Though co-producer Don Mischer (who produced last year's show, and has extensive experience producing live events, like the Olympics opening ceremony and the Primetime Emmys, for TV) has remained on board, he and Grazer will have a tough task in getting the show back on track by Feburary.
So what does an Oscar producer even do?
Murphy's replacement is probably the first hole the producers must fill. Part of their duty is, after all, to find an appropriate host for the show, in keeping with whatever thematic framework they might be working with. And as last year's hosting fiasco proved, the host can't just change into costumes and insert quips between awards.
In addition to the host, the producers must figure out who will pick the awards presenters in each category, and then wrangle those actors into agreeing. All of these decisions, however, are part of a larger story the producers put together. Last year, the Oscars, produced by Mischer and producer Bruce Cohen, ran on a "movie history" platform, with segments looking back on previous cinematic triumphs intercutting the action and Anne Hathaway's dress-up dance numbers for color.
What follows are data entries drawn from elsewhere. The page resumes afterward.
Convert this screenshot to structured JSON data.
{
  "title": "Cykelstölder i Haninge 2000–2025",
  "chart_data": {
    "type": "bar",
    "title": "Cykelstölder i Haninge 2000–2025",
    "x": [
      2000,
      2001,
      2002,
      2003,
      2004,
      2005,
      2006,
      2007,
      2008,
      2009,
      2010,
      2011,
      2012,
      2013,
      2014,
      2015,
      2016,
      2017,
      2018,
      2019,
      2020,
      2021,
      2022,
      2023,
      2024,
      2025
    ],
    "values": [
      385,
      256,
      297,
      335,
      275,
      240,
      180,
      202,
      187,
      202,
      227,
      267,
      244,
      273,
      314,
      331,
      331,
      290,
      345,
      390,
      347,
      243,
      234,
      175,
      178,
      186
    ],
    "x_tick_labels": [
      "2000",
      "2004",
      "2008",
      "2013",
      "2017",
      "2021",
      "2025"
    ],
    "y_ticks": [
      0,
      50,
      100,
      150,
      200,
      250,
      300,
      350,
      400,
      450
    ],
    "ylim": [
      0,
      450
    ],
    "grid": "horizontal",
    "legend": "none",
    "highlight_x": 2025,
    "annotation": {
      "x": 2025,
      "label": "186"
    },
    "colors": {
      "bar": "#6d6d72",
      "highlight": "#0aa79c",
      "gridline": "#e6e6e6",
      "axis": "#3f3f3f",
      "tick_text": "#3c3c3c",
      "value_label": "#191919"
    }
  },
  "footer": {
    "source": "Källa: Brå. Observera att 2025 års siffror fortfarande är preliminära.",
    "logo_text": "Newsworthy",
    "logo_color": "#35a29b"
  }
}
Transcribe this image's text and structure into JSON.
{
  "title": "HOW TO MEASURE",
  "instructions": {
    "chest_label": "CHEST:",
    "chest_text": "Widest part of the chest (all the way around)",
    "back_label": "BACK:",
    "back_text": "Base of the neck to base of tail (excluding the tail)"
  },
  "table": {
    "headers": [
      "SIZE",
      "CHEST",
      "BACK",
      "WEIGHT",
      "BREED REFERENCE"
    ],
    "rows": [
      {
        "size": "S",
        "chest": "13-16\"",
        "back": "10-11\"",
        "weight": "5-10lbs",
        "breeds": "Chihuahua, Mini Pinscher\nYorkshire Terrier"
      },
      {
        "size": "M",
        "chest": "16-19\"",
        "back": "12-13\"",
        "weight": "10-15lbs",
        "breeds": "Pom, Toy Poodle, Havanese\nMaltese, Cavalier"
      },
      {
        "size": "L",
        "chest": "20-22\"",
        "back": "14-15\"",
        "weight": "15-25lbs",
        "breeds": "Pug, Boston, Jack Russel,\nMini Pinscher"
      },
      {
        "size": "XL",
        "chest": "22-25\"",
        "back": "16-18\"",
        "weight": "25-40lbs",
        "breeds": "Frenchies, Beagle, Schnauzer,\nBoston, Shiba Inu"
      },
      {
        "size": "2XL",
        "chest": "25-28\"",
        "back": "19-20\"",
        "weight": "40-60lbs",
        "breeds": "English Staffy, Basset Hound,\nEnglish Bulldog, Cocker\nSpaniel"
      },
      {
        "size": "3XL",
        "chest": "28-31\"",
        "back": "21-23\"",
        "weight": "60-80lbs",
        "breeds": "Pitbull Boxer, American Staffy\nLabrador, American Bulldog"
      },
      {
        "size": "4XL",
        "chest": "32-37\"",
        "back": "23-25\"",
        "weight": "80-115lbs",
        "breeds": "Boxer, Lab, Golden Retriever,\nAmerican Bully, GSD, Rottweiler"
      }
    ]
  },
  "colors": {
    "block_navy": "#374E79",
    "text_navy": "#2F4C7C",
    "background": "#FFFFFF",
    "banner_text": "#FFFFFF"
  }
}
The goal is to keep audiences entertained -- part of the reason the Oscars have sought year after year to shorten the ceremony, which hovers near three hours in length. Cutting off actors mid-triumphal-speech is the norm. The producers have the challenge of trying to keep things running smoothly, and quickly.
Ratner's plan, at the time, was in infusing the Oscars with humor.
"They said: 'You love comedy. You love to laugh, and we want to bring entertainment value and comedy to this show,' " Ratner said in the LA Times when he was chosen." "I'm a laugher and a lover of comedy. That is what's going to make the show work."
And, before he left, he was on track to do just that, hiring screenwriters off shows like "Curb Your Enthusiasm" and "Saturday Night Live" to pen the words you hear presenters reading off of the teleprompter.
After all of that, comes the endless list of administrative checklists that keep any show running smoothly -- making sure people are where they need to be when they need to be there, doing what they've been told to do, in the way they've been told to do it. It's figuring out things like who will perform, and for how long, and in what way, and how to transition between sequences with a minumum of awkward -- and keeping it that way for when the show actually happens.
The debacle is an embarrassment to the Academy of Motion Pictures and Sciences, whose Oscar efforts in recent years have shown their desire to rehaul the show to appeal to younger audiences. Appointing Ratner -- a director whose previous hits include "Rush Hour" and "The Family Man" -- seemed part of this effort to re-engage people who've long since decided that the broadcast is a bore.
The scandal is less boring. But for Grazer and Mischer, what remains now is to make sure the Oscars are, as well.